Et il n’y a qu’à taper « boss » sur Pornhub pour réaliser à quel point le fantasme est décliné à toutes les sauces. En guise de punition pour son rendu bâclé, un homme est sodomisé par sa supérieure avec un godemichet (pegging). Ailleurs, un entretien d’embauche dérape en concours de fellation et des afterworks finissent en partouzes chapeautées par… des patronnes. Le tout souvent teinté d’une grammaire BDSM soft ou hardcore. « La plupart des fantasmes sont façonnés par des contextes culturels ; il est indéniable que ces médiatisations érotisées de la figure patronale offrent des modèles qui s’inscrivent dans nos inconscients de par leur répétition », souligne Alain Héril.

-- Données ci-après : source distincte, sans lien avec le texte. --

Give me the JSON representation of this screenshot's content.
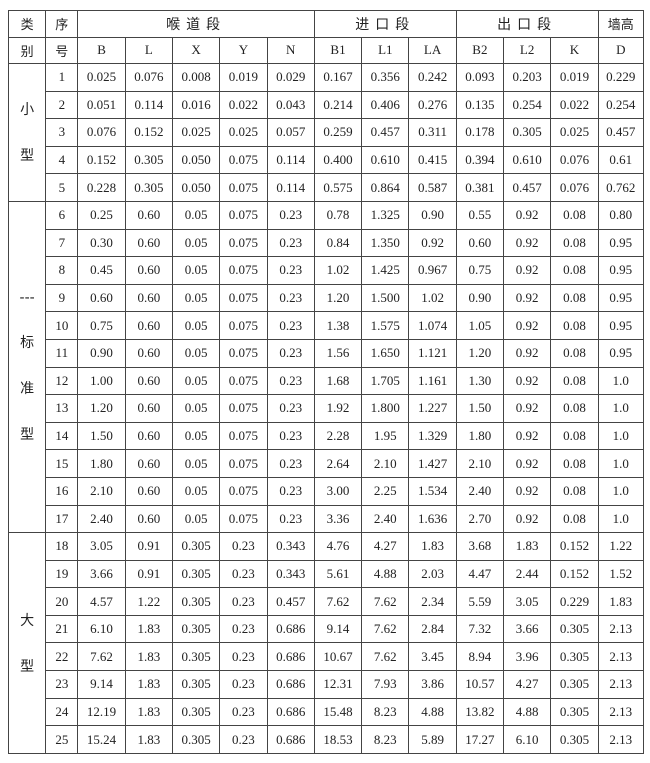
{
  "header": {
    "category": [
      "类",
      "别"
    ],
    "index": [
      "序",
      "号"
    ],
    "groups": [
      "喉道段",
      "进口段",
      "出口段",
      "墙高"
    ],
    "columns": [
      "B",
      "L",
      "X",
      "Y",
      "N",
      "B1",
      "L1",
      "LA",
      "B2",
      "L2",
      "K",
      "D"
    ]
  },
  "categories": [
    {
      "label": [
        "小",
        "型"
      ],
      "rows": 5
    },
    {
      "label": [
        "---",
        "标",
        "准",
        "型"
      ],
      "rows": 12
    },
    {
      "label": [
        "大",
        "型"
      ],
      "rows": 8
    }
  ],
  "rows": [
    [
      "1",
      "0.025",
      "0.076",
      "0.008",
      "0.019",
      "0.029",
      "0.167",
      "0.356",
      "0.242",
      "0.093",
      "0.203",
      "0.019",
      "0.229"
    ],
    [
      "2",
      "0.051",
      "0.114",
      "0.016",
      "0.022",
      "0.043",
      "0.214",
      "0.406",
      "0.276",
      "0.135",
      "0.254",
      "0.022",
      "0.254"
    ],
    [
      "3",
      "0.076",
      "0.152",
      "0.025",
      "0.025",
      "0.057",
      "0.259",
      "0.457",
      "0.311",
      "0.178",
      "0.305",
      "0.025",
      "0.457"
    ],
    [
      "4",
      "0.152",
      "0.305",
      "0.050",
      "0.075",
      "0.114",
      "0.400",
      "0.610",
      "0.415",
      "0.394",
      "0.610",
      "0.076",
      "0.61"
    ],
    [
      "5",
      "0.228",
      "0.305",
      "0.050",
      "0.075",
      "0.114",
      "0.575",
      "0.864",
      "0.587",
      "0.381",
      "0.457",
      "0.076",
      "0.762"
    ],
    [
      "6",
      "0.25",
      "0.60",
      "0.05",
      "0.075",
      "0.23",
      "0.78",
      "1.325",
      "0.90",
      "0.55",
      "0.92",
      "0.08",
      "0.80"
    ],
    [
      "7",
      "0.30",
      "0.60",
      "0.05",
      "0.075",
      "0.23",
      "0.84",
      "1.350",
      "0.92",
      "0.60",
      "0.92",
      "0.08",
      "0.95"
    ],
    [
      "8",
      "0.45",
      "0.60",
      "0.05",
      "0.075",
      "0.23",
      "1.02",
      "1.425",
      "0.967",
      "0.75",
      "0.92",
      "0.08",
      "0.95"
    ],
    [
      "9",
      "0.60",
      "0.60",
      "0.05",
      "0.075",
      "0.23",
      "1.20",
      "1.500",
      "1.02",
      "0.90",
      "0.92",
      "0.08",
      "0.95"
    ],
    [
      "10",
      "0.75",
      "0.60",
      "0.05",
      "0.075",
      "0.23",
      "1.38",
      "1.575",
      "1.074",
      "1.05",
      "0.92",
      "0.08",
      "0.95"
    ],
    [
      "11",
      "0.90",
      "0.60",
      "0.05",
      "0.075",
      "0.23",
      "1.56",
      "1.650",
      "1.121",
      "1.20",
      "0.92",
      "0.08",
      "0.95"
    ],
    [
      "12",
      "1.00",
      "0.60",
      "0.05",
      "0.075",
      "0.23",
      "1.68",
      "1.705",
      "1.161",
      "1.30",
      "0.92",
      "0.08",
      "1.0"
    ],
    [
      "13",
      "1.20",
      "0.60",
      "0.05",
      "0.075",
      "0.23",
      "1.92",
      "1.800",
      "1.227",
      "1.50",
      "0.92",
      "0.08",
      "1.0"
    ],
    [
      "14",
      "1.50",
      "0.60",
      "0.05",
      "0.075",
      "0.23",
      "2.28",
      "1.95",
      "1.329",
      "1.80",
      "0.92",
      "0.08",
      "1.0"
    ],
    [
      "15",
      "1.80",
      "0.60",
      "0.05",
      "0.075",
      "0.23",
      "2.64",
      "2.10",
      "1.427",
      "2.10",
      "0.92",
      "0.08",
      "1.0"
    ],
    [
      "16",
      "2.10",
      "0.60",
      "0.05",
      "0.075",
      "0.23",
      "3.00",
      "2.25",
      "1.534",
      "2.40",
      "0.92",
      "0.08",
      "1.0"
    ],
    [
      "17",
      "2.40",
      "0.60",
      "0.05",
      "0.075",
      "0.23",
      "3.36",
      "2.40",
      "1.636",
      "2.70",
      "0.92",
      "0.08",
      "1.0"
    ],
    [
      "18",
      "3.05",
      "0.91",
      "0.305",
      "0.23",
      "0.343",
      "4.76",
      "4.27",
      "1.83",
      "3.68",
      "1.83",
      "0.152",
      "1.22"
    ],
    [
      "19",
      "3.66",
      "0.91",
      "0.305",
      "0.23",
      "0.343",
      "5.61",
      "4.88",
      "2.03",
      "4.47",
      "2.44",
      "0.152",
      "1.52"
    ],
    [
      "20",
      "4.57",
      "1.22",
      "0.305",
      "0.23",
      "0.457",
      "7.62",
      "7.62",
      "2.34",
      "5.59",
      "3.05",
      "0.229",
      "1.83"
    ],
    [
      "21",
      "6.10",
      "1.83",
      "0.305",
      "0.23",
      "0.686",
      "9.14",
      "7.62",
      "2.84",
      "7.32",
      "3.66",
      "0.305",
      "2.13"
    ],
    [
      "22",
      "7.62",
      "1.83",
      "0.305",
      "0.23",
      "0.686",
      "10.67",
      "7.62",
      "3.45",
      "8.94",
      "3.96",
      "0.305",
      "2.13"
    ],
    [
      "23",
      "9.14",
      "1.83",
      "0.305",
      "0.23",
      "0.686",
      "12.31",
      "7.93",
      "3.86",
      "10.57",
      "4.27",
      "0.305",
      "2.13"
    ],
    [
      "24",
      "12.19",
      "1.83",
      "0.305",
      "0.23",
      "0.686",
      "15.48",
      "8.23",
      "4.88",
      "13.82",
      "4.88",
      "0.305",
      "2.13"
    ],
    [
      "25",
      "15.24",
      "1.83",
      "0.305",
      "0.23",
      "0.686",
      "18.53",
      "8.23",
      "5.89",
      "17.27",
      "6.10",
      "0.305",
      "2.13"
    ]
  ]
}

Prenez Natacha, par exemple. Cette vendeuse en magasin bio se définissant comme « à 80 % lesbienne » reconnaît que le « côté domination manque un peu » dans sa sexualité. Alors, elle s’évade en songeant à son patron. « Pour parler crûment, quand je me masturbe il m’arrive de l’imaginer me baiser, un point c’est tout » selon un scénario qui trempe légèrement dans les eaux du « délire secrétaire dominée par le boss », imprégné de « l’esthétique porn mainstream axé pénétration ». Quelque chose d’un peu brutal, d’un peu féroce. « Serait-ce mon côté sado-maso qui parle ? », se demande-t-elle. Allez savoir…

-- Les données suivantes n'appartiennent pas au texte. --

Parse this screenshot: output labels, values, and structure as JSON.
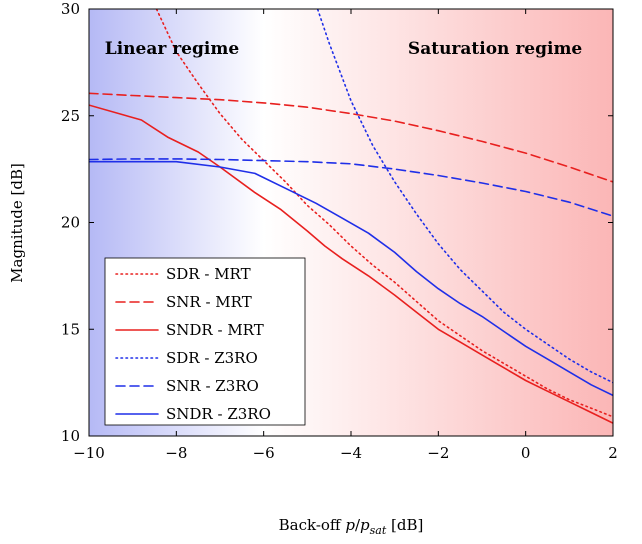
{
  "chart_data": {
    "type": "line",
    "title": "",
    "xlabel": "Back-off p/p_sat [dB]",
    "xlabel_parts": {
      "prefix": "Back-off ",
      "var_p": "p",
      "slash": "/",
      "var_psat": "p",
      "sub": "sat",
      "suffix": " [dB]"
    },
    "ylabel": "Magnitude [dB]",
    "xlim": [
      -10,
      2
    ],
    "ylim": [
      10,
      30
    ],
    "xticks": [
      -10,
      -8,
      -6,
      -4,
      -2,
      0,
      2
    ],
    "yticks": [
      10,
      15,
      20,
      25,
      30
    ],
    "xtick_labels": [
      "−10",
      "−8",
      "−6",
      "−4",
      "−2",
      "0",
      "2"
    ],
    "ytick_labels": [
      "10",
      "15",
      "20",
      "25",
      "30"
    ],
    "background": {
      "left_color": "#b5b9f5",
      "mid_color": "#ffffff",
      "right_color": "#fbb6b6",
      "mid_x": -6
    },
    "regions": [
      {
        "label": "Linear regime",
        "x": -8.1,
        "y": 27.9
      },
      {
        "label": "Saturation regime",
        "x": -0.7,
        "y": 27.9
      }
    ],
    "legend_position": "lower-left",
    "series": [
      {
        "name": "SDR - MRT",
        "color": "#e8201f",
        "dash": "dotted",
        "x": [
          -8.5,
          -8.0,
          -7.5,
          -7.0,
          -6.5,
          -6.0,
          -5.5,
          -5.0,
          -4.5,
          -4.0,
          -3.5,
          -3.0,
          -2.5,
          -2.0,
          -1.5,
          -1.0,
          -0.5,
          0,
          0.5,
          1.0,
          1.5,
          2.0
        ],
        "y": [
          30.2,
          28.0,
          26.5,
          25.1,
          23.9,
          22.9,
          21.9,
          20.8,
          19.9,
          18.9,
          18.0,
          17.2,
          16.3,
          15.4,
          14.7,
          14.0,
          13.4,
          12.8,
          12.2,
          11.7,
          11.3,
          10.9
        ]
      },
      {
        "name": "SNR - MRT",
        "color": "#e8201f",
        "dash": "dashed",
        "x": [
          -10,
          -9,
          -8,
          -7,
          -6,
          -5,
          -4,
          -3,
          -2,
          -1,
          0,
          1,
          2
        ],
        "y": [
          26.05,
          25.95,
          25.85,
          25.75,
          25.6,
          25.4,
          25.1,
          24.75,
          24.3,
          23.8,
          23.25,
          22.6,
          21.9
        ]
      },
      {
        "name": "SNDR - MRT",
        "color": "#e8201f",
        "dash": "solid",
        "x": [
          -10,
          -8.8,
          -8.2,
          -7.5,
          -7.0,
          -6.2,
          -5.6,
          -5.0,
          -4.6,
          -4.2,
          -3.6,
          -3.0,
          -2.5,
          -2.0,
          -1.5,
          -1.0,
          -0.5,
          0,
          0.5,
          1.0,
          1.5,
          2.0
        ],
        "y": [
          25.5,
          24.8,
          24.0,
          23.3,
          22.6,
          21.4,
          20.6,
          19.6,
          18.9,
          18.3,
          17.5,
          16.6,
          15.8,
          15.0,
          14.4,
          13.8,
          13.2,
          12.6,
          12.1,
          11.6,
          11.1,
          10.6
        ]
      },
      {
        "name": "SDR - Z3RO",
        "color": "#1f2fe8",
        "dash": "dotted",
        "x": [
          -4.8,
          -4.5,
          -4.0,
          -3.5,
          -3.0,
          -2.5,
          -2.0,
          -1.5,
          -1.0,
          -0.5,
          0,
          0.5,
          1.0,
          1.5,
          2.0
        ],
        "y": [
          30.2,
          28.4,
          25.7,
          23.6,
          21.9,
          20.4,
          19.0,
          17.8,
          16.8,
          15.8,
          15.0,
          14.3,
          13.6,
          13.0,
          12.5
        ]
      },
      {
        "name": "SNR - Z3RO",
        "color": "#1f2fe8",
        "dash": "dashed",
        "x": [
          -10,
          -9,
          -8,
          -7,
          -6,
          -5,
          -4,
          -3,
          -2,
          -1,
          0,
          1,
          2
        ],
        "y": [
          22.95,
          22.98,
          22.98,
          22.95,
          22.9,
          22.85,
          22.75,
          22.5,
          22.2,
          21.85,
          21.45,
          20.95,
          20.3
        ]
      },
      {
        "name": "SNDR - Z3RO",
        "color": "#1f2fe8",
        "dash": "solid",
        "x": [
          -10,
          -9,
          -8,
          -7,
          -6.2,
          -5.5,
          -4.8,
          -4.2,
          -3.6,
          -3.0,
          -2.5,
          -2.0,
          -1.5,
          -1.0,
          -0.5,
          0,
          0.5,
          1.0,
          1.5,
          2.0
        ],
        "y": [
          22.85,
          22.85,
          22.85,
          22.6,
          22.3,
          21.6,
          20.9,
          20.2,
          19.5,
          18.6,
          17.7,
          16.9,
          16.2,
          15.6,
          14.9,
          14.2,
          13.6,
          13.0,
          12.4,
          11.9
        ]
      }
    ]
  }
}
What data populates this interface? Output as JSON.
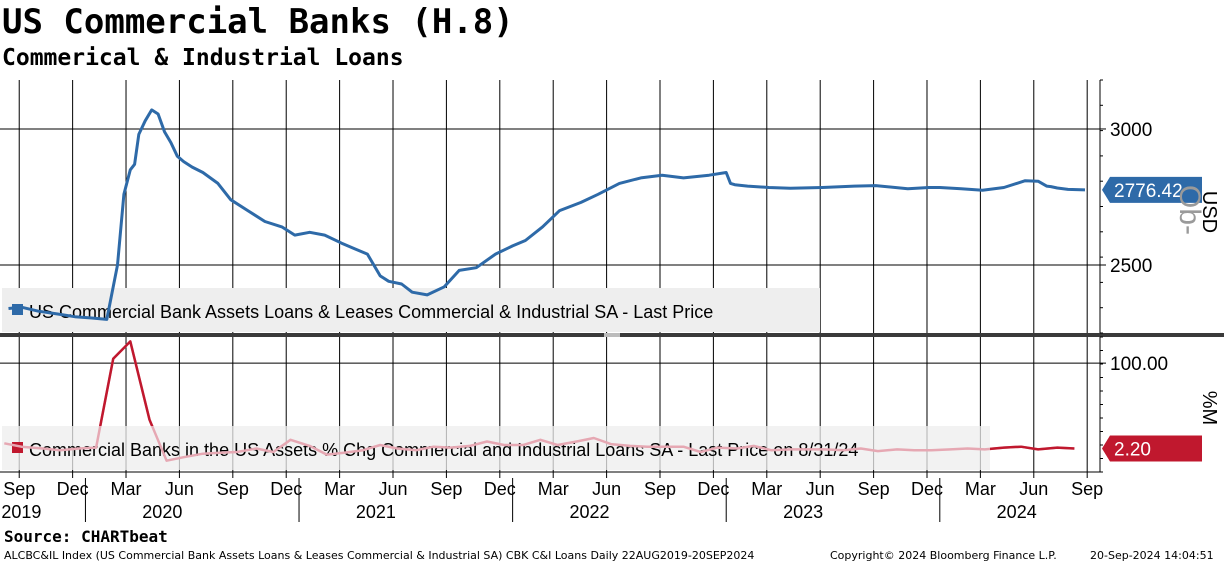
{
  "title": "US Commercial Banks (H.8)",
  "subtitle": "Commerical & Industrial Loans",
  "source": "Source: CHARTbeat",
  "footer": {
    "left": "ALCBC&IL Index (US Commercial Bank Assets Loans & Leases Commercial & Industrial SA) CBK C&I Loans  Daily 22AUG2019-20SEP2024",
    "copyright": "Copyright© 2024 Bloomberg Finance L.P.",
    "timestamp": "20-Sep-2024 14:04:51"
  },
  "colors": {
    "upper_line": "#2e6aa8",
    "lower_line": "#c0182e",
    "lower_faint": "#e6a8b3",
    "grid": "#000000"
  },
  "chart_data": [
    {
      "type": "line",
      "panel": "upper",
      "ylabel": "USD",
      "watermark": "Ob-",
      "ylim": [
        2250,
        3180
      ],
      "y_ticks": [
        {
          "value": 2500,
          "label": "2500"
        },
        {
          "value": 3000,
          "label": "3000"
        }
      ],
      "last_value": "2776.42",
      "legend": "US Commercial Bank Assets Loans & Leases Commercial & Industrial SA - Last Price",
      "series": [
        {
          "name": "US Commercial Bank Assets Loans & Leases Commercial & Industrial SA - Last Price",
          "x": [
            2019.64,
            2019.7,
            2019.78,
            2019.87,
            2019.95,
            2020.03,
            2020.1,
            2020.15,
            2020.18,
            2020.21,
            2020.23,
            2020.25,
            2020.28,
            2020.31,
            2020.34,
            2020.37,
            2020.4,
            2020.43,
            2020.46,
            2020.5,
            2020.55,
            2020.62,
            2020.68,
            2020.76,
            2020.84,
            2020.92,
            2020.98,
            2021.05,
            2021.12,
            2021.2,
            2021.26,
            2021.32,
            2021.38,
            2021.42,
            2021.48,
            2021.53,
            2021.6,
            2021.68,
            2021.75,
            2021.83,
            2021.92,
            2022.0,
            2022.06,
            2022.14,
            2022.22,
            2022.32,
            2022.4,
            2022.5,
            2022.6,
            2022.7,
            2022.8,
            2022.92,
            2023.0,
            2023.02,
            2023.04,
            2023.1,
            2023.2,
            2023.3,
            2023.45,
            2023.6,
            2023.7,
            2023.85,
            2023.95,
            2024.0,
            2024.1,
            2024.2,
            2024.3,
            2024.4,
            2024.46,
            2024.5,
            2024.52,
            2024.55,
            2024.6,
            2024.68
          ],
          "values": [
            2340,
            2345,
            2330,
            2320,
            2310,
            2305,
            2300,
            2500,
            2760,
            2850,
            2870,
            2980,
            3030,
            3070,
            3055,
            2990,
            2950,
            2900,
            2880,
            2860,
            2840,
            2800,
            2740,
            2700,
            2660,
            2640,
            2610,
            2620,
            2610,
            2580,
            2560,
            2540,
            2460,
            2440,
            2430,
            2400,
            2390,
            2420,
            2480,
            2490,
            2540,
            2570,
            2590,
            2640,
            2700,
            2730,
            2760,
            2800,
            2820,
            2830,
            2820,
            2830,
            2840,
            2800,
            2795,
            2790,
            2785,
            2782,
            2785,
            2790,
            2792,
            2780,
            2785,
            2785,
            2780,
            2775,
            2785,
            2810,
            2808,
            2790,
            2788,
            2783,
            2778,
            2776
          ]
        }
      ]
    },
    {
      "type": "line",
      "panel": "lower",
      "ylabel": "%M",
      "ylim": [
        -25,
        130
      ],
      "y_ticks": [
        {
          "value": 100,
          "label": "100.00"
        }
      ],
      "last_value": "2.20",
      "legend": "Commercial Banks in the US Assets % Chg Commercial and Industrial Loans SA - Last Price on 8/31/24",
      "series": [
        {
          "name": "Commercial Banks in the US Assets % Chg Commercial and Industrial Loans SA - Last Price on 8/31/24",
          "x": [
            2019.62,
            2019.7,
            2019.8,
            2019.88,
            2019.97,
            2020.05,
            2020.13,
            2020.21,
            2020.3,
            2020.38,
            2020.46,
            2020.55,
            2020.63,
            2020.71,
            2020.8,
            2020.88,
            2020.96,
            2021.05,
            2021.13,
            2021.21,
            2021.3,
            2021.38,
            2021.46,
            2021.55,
            2021.63,
            2021.71,
            2021.8,
            2021.88,
            2021.96,
            2022.05,
            2022.13,
            2022.21,
            2022.3,
            2022.38,
            2022.46,
            2022.55,
            2022.63,
            2022.71,
            2022.8,
            2022.88,
            2022.96,
            2023.05,
            2023.13,
            2023.21,
            2023.3,
            2023.38,
            2023.46,
            2023.55,
            2023.63,
            2023.71,
            2023.8,
            2023.88,
            2023.96,
            2024.05,
            2024.13,
            2024.21,
            2024.3,
            2024.38,
            2024.46,
            2024.55,
            2024.63
          ],
          "values": [
            8,
            4,
            2,
            0,
            2,
            3,
            105,
            125,
            35,
            -12,
            -8,
            -4,
            -3,
            -2,
            2,
            -2,
            12,
            5,
            -5,
            -3,
            0,
            6,
            2,
            0,
            4,
            3,
            5,
            10,
            6,
            6,
            12,
            6,
            10,
            14,
            7,
            5,
            4,
            4,
            4,
            -2,
            3,
            2,
            5,
            0,
            1,
            1,
            1,
            0,
            2,
            -1,
            1,
            0,
            0,
            1,
            2,
            1,
            3,
            4,
            1,
            3,
            2
          ]
        }
      ]
    }
  ],
  "x_axis": {
    "range": [
      2019.6,
      2024.75
    ],
    "months": [
      {
        "x": 2019.69,
        "label": "Sep"
      },
      {
        "x": 2019.94,
        "label": "Dec"
      },
      {
        "x": 2020.19,
        "label": "Mar"
      },
      {
        "x": 2020.44,
        "label": "Jun"
      },
      {
        "x": 2020.69,
        "label": "Sep"
      },
      {
        "x": 2020.94,
        "label": "Dec"
      },
      {
        "x": 2021.19,
        "label": "Mar"
      },
      {
        "x": 2021.44,
        "label": "Jun"
      },
      {
        "x": 2021.69,
        "label": "Sep"
      },
      {
        "x": 2021.94,
        "label": "Dec"
      },
      {
        "x": 2022.19,
        "label": "Mar"
      },
      {
        "x": 2022.44,
        "label": "Jun"
      },
      {
        "x": 2022.69,
        "label": "Sep"
      },
      {
        "x": 2022.94,
        "label": "Dec"
      },
      {
        "x": 2023.19,
        "label": "Mar"
      },
      {
        "x": 2023.44,
        "label": "Jun"
      },
      {
        "x": 2023.69,
        "label": "Sep"
      },
      {
        "x": 2023.94,
        "label": "Dec"
      },
      {
        "x": 2024.19,
        "label": "Mar"
      },
      {
        "x": 2024.44,
        "label": "Jun"
      },
      {
        "x": 2024.69,
        "label": "Sep"
      }
    ],
    "years": [
      {
        "x": 2019.7,
        "label": "2019"
      },
      {
        "x": 2020.36,
        "label": "2020"
      },
      {
        "x": 2021.36,
        "label": "2021"
      },
      {
        "x": 2022.36,
        "label": "2022"
      },
      {
        "x": 2023.36,
        "label": "2023"
      },
      {
        "x": 2024.36,
        "label": "2024"
      }
    ],
    "year_dividers": [
      2020.0,
      2021.0,
      2022.0,
      2023.0,
      2024.0
    ]
  }
}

Du « piment au quotidien », ou une pathologie à l’horizon

Ambiance plus fleur bleue chez Grégoire. « Dès l’entretien mon supérieur m’a charmé, c’était un homme très bien bâti, de belle expression » et pourvu d’un charisme certain - « pas du niveau de Barack Obama, mais quand même… », se rappelle cet ex-vendeur en cosmétique. D’emblée, le fantasme s’étaye. « Un scénario assez romantique avec des gestes d’affection, des étreintes puis in fine des rapports plus intimes ». Sans aucun espoir de concrétisation, d’ailleurs. « *Ce qui m’excitait, par-delà l’interdit lié au monde du travail, c’était surtout l’impossibilité de la rencontre sexuelle, lui étant 100 % hétéro et moi gay… Fantasmer sur lui était un plaisir innocent. Comme un bonbon que l’’on savoure et qui pimente le quotidien* ».

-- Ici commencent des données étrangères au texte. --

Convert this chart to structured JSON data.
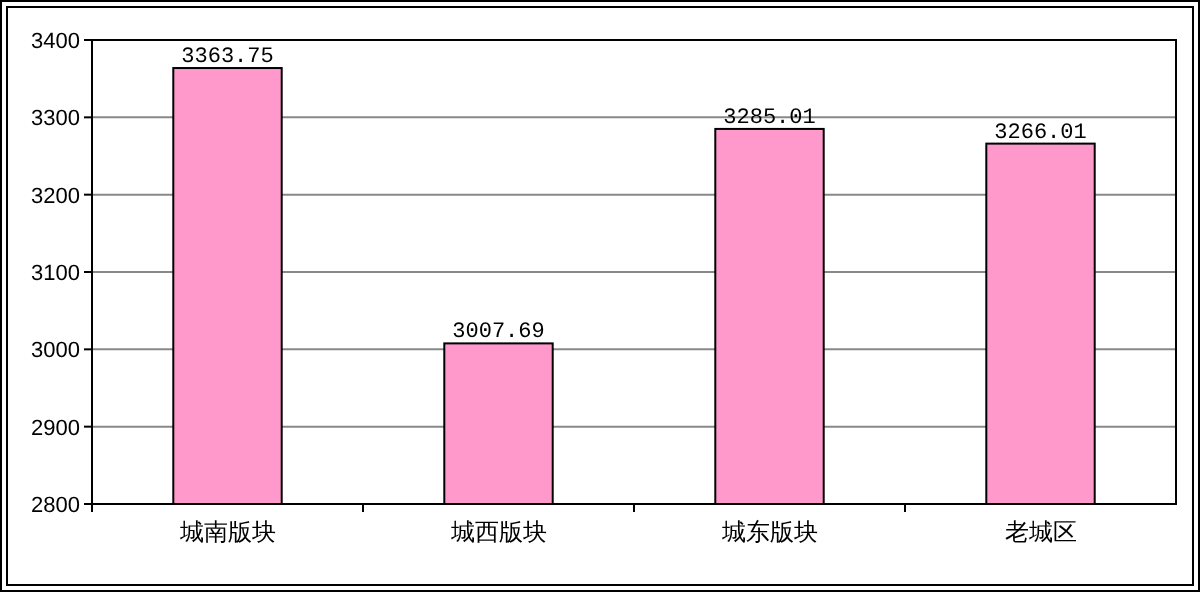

Même ressenti pour Éole à l’égard de son ex-manageuse. « Je travaillais sans passion dans le milieu des assurances, et les pensées que je cultivais pour elle réenchantaient une routine morne », rythmée par « des coups de fil à la chaîne et une monstrueuse paperasse à expédier ». Pour expliquer l’origine de leur attirance, nos deux rêveurs ne versent pas dans la psychologie des profondeurs. Ils citent un simple « crush » rehaussé de l’éclat capiteux de la transgression et du tabou. Lequel n’a « jamais impacté » leur travail, signalent-ils de concert. Ou alors dans un sens positif : « vouloir plaire à son employeur en faisant du bon boulot, ça booste forcément les performances », plaisante Eole. Mais tous ne réagissent pas avec le cœur si léger.

« Fantasmer une relation avec son supérieur peut entraîner beaucoup de dérives », alerte Johanna Rozenblum, « diverses inadéquations de comportements, une nuée de pensées parasites, des jalousies maladives… » Pour certains, la rêverie tourne à un calvaire qui se révèle, parfois, être le symptôme d’une pathologie : l’érotomanie. Soit « le fait de se sentir aimé par une personne qui en réalité ne nous aime pas ». Le désir imaginaire dépasse alors les frontières de l’érotisme récréatif, et s’articule autour de pensées obsessionnelles. « De manière générale, que ceux dont la vie fantasmagorique fait irruption dans la sphère professionnelle prennent gare », averti Johanna Rozenblum. Que ce soit pour apporter un baume sur une plaie d’enfance, par désir d’élection sociale ou simple goût de jouer avec le feu, pensez devise d’or, « NO ZOB IN JOB ». Eh oui, encore et toujours la vieille rengaine… Une perle de sagesse à prendre ou à laisser. Et bonne Saint-Valentin, bien sûr.